The ribosome-binding domain of β′-NAC is important during the mitochondrial protein import.A, schematic representation of NAC subunits regulated by the GAL promoter used in these experiments. β′^ΔRBD represents the construct where amino acids 2 to 11 of β′-NAC have been deleted. B and C, indicated strains were transformed with combinations of plasmids expressing either αβ′^WT-NAC, αβ′^ΔRBD-NAC, or the individual subunits, under the regulation of the GAL promoter.
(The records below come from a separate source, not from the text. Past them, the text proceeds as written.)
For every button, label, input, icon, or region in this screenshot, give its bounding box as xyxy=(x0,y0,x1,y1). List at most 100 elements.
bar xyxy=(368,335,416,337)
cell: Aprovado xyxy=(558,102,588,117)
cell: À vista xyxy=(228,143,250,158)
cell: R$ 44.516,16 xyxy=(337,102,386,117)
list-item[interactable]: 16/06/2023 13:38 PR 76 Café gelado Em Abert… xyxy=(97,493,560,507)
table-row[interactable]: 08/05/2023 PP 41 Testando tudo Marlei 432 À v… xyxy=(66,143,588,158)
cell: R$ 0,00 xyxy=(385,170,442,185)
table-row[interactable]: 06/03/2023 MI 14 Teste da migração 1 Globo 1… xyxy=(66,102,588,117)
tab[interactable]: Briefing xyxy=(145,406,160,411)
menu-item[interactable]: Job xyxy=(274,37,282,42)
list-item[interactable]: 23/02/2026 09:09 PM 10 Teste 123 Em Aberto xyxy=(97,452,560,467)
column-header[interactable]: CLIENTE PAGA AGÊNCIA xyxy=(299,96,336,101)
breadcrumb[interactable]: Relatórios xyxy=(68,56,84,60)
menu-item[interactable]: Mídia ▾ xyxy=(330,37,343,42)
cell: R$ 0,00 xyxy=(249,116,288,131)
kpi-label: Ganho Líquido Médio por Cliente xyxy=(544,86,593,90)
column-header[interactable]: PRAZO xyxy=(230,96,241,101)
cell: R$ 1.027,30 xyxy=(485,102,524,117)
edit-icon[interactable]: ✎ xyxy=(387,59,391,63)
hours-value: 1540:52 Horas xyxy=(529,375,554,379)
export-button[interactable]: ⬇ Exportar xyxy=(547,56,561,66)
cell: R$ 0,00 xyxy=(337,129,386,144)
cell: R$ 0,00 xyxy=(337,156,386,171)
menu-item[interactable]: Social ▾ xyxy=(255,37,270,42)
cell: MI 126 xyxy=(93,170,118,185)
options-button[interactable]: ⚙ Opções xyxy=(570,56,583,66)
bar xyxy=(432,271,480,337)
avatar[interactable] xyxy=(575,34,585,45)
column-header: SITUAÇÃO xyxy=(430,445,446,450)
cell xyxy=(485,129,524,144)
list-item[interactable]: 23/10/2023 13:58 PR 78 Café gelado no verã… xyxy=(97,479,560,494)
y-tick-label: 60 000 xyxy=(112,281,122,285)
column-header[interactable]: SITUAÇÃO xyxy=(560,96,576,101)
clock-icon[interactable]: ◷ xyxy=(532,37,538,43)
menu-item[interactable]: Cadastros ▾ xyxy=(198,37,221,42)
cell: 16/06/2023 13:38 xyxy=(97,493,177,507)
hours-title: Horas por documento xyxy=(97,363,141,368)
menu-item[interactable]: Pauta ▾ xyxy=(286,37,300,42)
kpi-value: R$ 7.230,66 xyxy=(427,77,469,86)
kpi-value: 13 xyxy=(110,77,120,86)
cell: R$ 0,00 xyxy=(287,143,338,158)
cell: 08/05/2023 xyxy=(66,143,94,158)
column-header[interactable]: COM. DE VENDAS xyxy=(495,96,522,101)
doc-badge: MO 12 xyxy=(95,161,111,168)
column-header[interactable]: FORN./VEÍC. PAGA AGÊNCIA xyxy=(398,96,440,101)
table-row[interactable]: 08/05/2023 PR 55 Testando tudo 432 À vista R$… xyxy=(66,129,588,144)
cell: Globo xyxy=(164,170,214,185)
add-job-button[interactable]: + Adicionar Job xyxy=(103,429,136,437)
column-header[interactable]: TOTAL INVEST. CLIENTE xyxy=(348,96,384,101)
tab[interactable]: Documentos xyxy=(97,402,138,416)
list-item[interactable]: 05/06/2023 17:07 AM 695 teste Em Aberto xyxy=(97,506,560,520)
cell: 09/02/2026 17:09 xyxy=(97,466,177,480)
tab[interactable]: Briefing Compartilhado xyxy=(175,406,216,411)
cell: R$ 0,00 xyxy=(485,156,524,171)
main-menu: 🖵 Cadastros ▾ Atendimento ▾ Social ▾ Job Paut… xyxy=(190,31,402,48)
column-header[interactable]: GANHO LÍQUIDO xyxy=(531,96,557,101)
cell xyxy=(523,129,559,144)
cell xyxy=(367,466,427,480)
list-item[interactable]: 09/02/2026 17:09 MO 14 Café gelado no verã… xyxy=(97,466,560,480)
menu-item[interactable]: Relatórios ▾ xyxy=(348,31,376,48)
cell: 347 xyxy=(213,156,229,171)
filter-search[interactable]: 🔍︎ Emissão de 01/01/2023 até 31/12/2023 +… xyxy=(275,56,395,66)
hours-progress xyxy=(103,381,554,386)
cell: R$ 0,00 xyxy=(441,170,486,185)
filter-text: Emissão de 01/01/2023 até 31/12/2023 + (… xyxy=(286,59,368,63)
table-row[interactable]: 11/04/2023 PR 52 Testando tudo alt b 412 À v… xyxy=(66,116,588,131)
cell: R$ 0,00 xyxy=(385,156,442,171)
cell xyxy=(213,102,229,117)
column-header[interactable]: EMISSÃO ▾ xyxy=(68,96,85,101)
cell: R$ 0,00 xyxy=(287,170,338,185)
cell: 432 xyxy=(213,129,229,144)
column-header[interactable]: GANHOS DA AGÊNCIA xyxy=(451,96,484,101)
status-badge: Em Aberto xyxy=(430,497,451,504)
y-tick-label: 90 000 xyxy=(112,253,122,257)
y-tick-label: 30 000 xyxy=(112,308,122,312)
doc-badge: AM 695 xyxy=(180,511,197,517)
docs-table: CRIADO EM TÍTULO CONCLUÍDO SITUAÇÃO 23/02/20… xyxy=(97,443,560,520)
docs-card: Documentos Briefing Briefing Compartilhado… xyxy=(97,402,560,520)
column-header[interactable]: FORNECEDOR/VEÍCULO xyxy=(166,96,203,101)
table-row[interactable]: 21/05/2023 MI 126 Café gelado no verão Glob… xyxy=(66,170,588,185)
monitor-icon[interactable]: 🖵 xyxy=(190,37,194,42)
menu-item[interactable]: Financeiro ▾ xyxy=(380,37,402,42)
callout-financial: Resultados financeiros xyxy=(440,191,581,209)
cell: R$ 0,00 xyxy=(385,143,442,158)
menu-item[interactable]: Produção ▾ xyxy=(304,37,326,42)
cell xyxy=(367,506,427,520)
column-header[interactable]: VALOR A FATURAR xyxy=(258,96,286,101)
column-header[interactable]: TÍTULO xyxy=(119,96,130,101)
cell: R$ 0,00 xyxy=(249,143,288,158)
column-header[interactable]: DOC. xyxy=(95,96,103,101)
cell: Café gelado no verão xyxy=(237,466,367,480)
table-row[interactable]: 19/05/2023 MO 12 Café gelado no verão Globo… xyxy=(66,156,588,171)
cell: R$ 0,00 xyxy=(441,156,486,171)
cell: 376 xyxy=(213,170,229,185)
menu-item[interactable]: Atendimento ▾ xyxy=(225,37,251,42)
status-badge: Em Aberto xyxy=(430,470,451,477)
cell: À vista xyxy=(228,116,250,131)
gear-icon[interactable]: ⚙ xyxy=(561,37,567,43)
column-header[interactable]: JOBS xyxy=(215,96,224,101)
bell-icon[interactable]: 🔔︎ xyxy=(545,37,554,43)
Strains were grown to logarithmic phase, and serial 1:10 dilutions were spotted on rich media with galactose as carbon source. Plates were incubated at 30 °C. Synthetic media were used to confirm either both plasmids (SD-Leu/Ura) or individual ones (SD-Ura or SD-Leu) were present. D and E, whole cell extracts (25 μg of protein) of the indicated strains harboring plasmids expressing either αβ′^WT-NAC or αβ′^ΔRBD-NAC were grown in SRaf-Leu/Ura until an absorbance of 1 at 600 nm followed by galactose induction for 3 h. Protein extracts were separated by electrophoresis on denaturing SDS-PAGE. Samples were transferred to nitrocellulose membranes and decorated with the specific antibodies as indicated. Cytosolic Pgk1 was analyzed as loading control. e.v., empty vector; NAC, nascent polypeptide–associated complex; RBD, ribosomal-binding domain.

Figure 9

Final model.A, the αβ′-NAC mediates some mitochondrial protein import because of the recognition of a positive amino acid cluster present at the N terminus of precursors that are being actively translated. In addition, αβ′-NAC prevents recognition by other factors such as SRP that would lead to mistargeting to the endoplasmic reticulum. B, in the absence of αβ′-NAC, mitochondrial precursors are still able to arrive to mitochondria with the help of other chaperones such as Hsp70s and Hsp90s or other signals present in the mRNA. They can also be mistargeted to the endoplasmic reticulum, where some factors like Ema19, Djp1, or Spf1 may redirect the precursors to the mitochondria or toward its degradation. Hsp, heat shock protein; NAC, nascent polypeptide–associated complex; SRP, signal recognition particle.